Exploring Class::DBI, linking tables, and other issues

I’ve been playing with Class::DBI the last week with an eye for using it for ActionDirectory. Right now the current system has over 10,000 lines of code for the DB level objects. Mostly it’s taking requests, selecting the right sql to use, filling in values, executing sql, populating resulting objects, inserting in to the database and doing updates. It’s boring and very slow to code by hand.

Update: There’s a post on perlmonks dealing with the issue of linking tables which is worth reading. And, just for the record, the Class::DBI needs a small book line was stolen from kellan, he deserves the credit. :)

Kellan’s been playing with Class::DBI lately and from what he wrote it seemed interesting. So i’ve been looking at what it would take to start using cdbi.

First off, for easy stuff it’s great. Objects where you’ve only got one table for objects, and relatively simple relationships. For ActionDirectory we have a User object, which has a Contact object which can have a Location which can have City which has a State which has a Country. That was all easy to setup, and worked fine. Saved a lot of coding which when in to the current version which does it more or less manually (using Class::Accessor and DBI of course.)

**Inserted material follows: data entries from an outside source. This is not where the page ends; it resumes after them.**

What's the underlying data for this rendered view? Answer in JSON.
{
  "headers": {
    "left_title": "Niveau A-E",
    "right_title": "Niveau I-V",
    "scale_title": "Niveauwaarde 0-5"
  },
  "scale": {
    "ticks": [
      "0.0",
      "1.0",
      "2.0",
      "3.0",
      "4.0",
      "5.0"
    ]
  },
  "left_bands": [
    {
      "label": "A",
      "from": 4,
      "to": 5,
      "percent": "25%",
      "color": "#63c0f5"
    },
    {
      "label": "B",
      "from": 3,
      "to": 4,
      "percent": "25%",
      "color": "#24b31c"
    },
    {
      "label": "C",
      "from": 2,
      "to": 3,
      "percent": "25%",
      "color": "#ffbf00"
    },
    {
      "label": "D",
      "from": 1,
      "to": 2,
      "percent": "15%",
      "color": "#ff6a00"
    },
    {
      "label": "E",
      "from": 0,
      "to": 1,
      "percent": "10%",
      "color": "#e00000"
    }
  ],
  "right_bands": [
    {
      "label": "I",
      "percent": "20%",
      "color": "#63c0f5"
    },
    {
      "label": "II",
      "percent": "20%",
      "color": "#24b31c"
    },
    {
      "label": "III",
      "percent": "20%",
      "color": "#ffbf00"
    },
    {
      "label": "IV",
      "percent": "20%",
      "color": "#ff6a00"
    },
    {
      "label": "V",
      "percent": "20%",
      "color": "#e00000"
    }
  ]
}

CDBI doesn’t seem to use joins really. It makes me a little worried. The above select in my code, although taking up many more lines of perl, was only one select, not the 12 that CDBI needs. Twice for each table/object if you’re actually going to use ever object. Basically it selects the essential items, then does another for the full if you actually try and request any of the elements not listed as ‘essential’ it does a second select. All of the selects should be fast as they are based selecting an indexed id, but that was also the case with my join i have been using in the existing code.

If CDBI had caching then it would be fine. ActionDirectory has hooks for caching objects as they come out of the database, and invalidating them when information is updated, but the cache system is mostly wishful thinking at this point. There is some talk that a caching system might be added to CDBI, which would definitely help things.

Another issue is CDBI’s documentation is lacking. Which is not to say that there isn’t plenty of documentation or that the authors haven’t been working on it. There is good documentation and clearly people have put a fair amount of time in to it. The problem is that CDBI deserves a small book worth of documentation and not just the pod which is there now. Part of the reason it’s so important is that CDBI changes your relationship with the database and sql in such a way that you need to re-think how the work. There’s a section for cookbook recipes which hasn’t been written. Maybe i can submit something as i explore using CDBI.

The reason i’m writing this blog entry is actually to discuss Class::DBI and how to use it with linking tables. It’s not obvious at first. Linking tables are for when you want to connect two tables with a many to many relationship. In terms of ActionDirectory we’ve got a table for directories, and a table for organizations. Because organizations can be on more than one directory there is a table called organization_to_directory which just has the id the directory and the id of the organization.

The solution is to create a class for the joining table, OrgsInDirectory. This joining object would then have a has_a relationship with both Organization and Directory. You could get all organizations in a directory by doing a search on directory_id.

The thing i haven’t figure out is this. I want all my normal searches to include this join. When you’re looking at a organizations in a city, you only want organizations in a city which are also on this directory. I think what i will have to do is either override the basic search functions or provide my own which hook in to CDBI parallel to the basic search functions.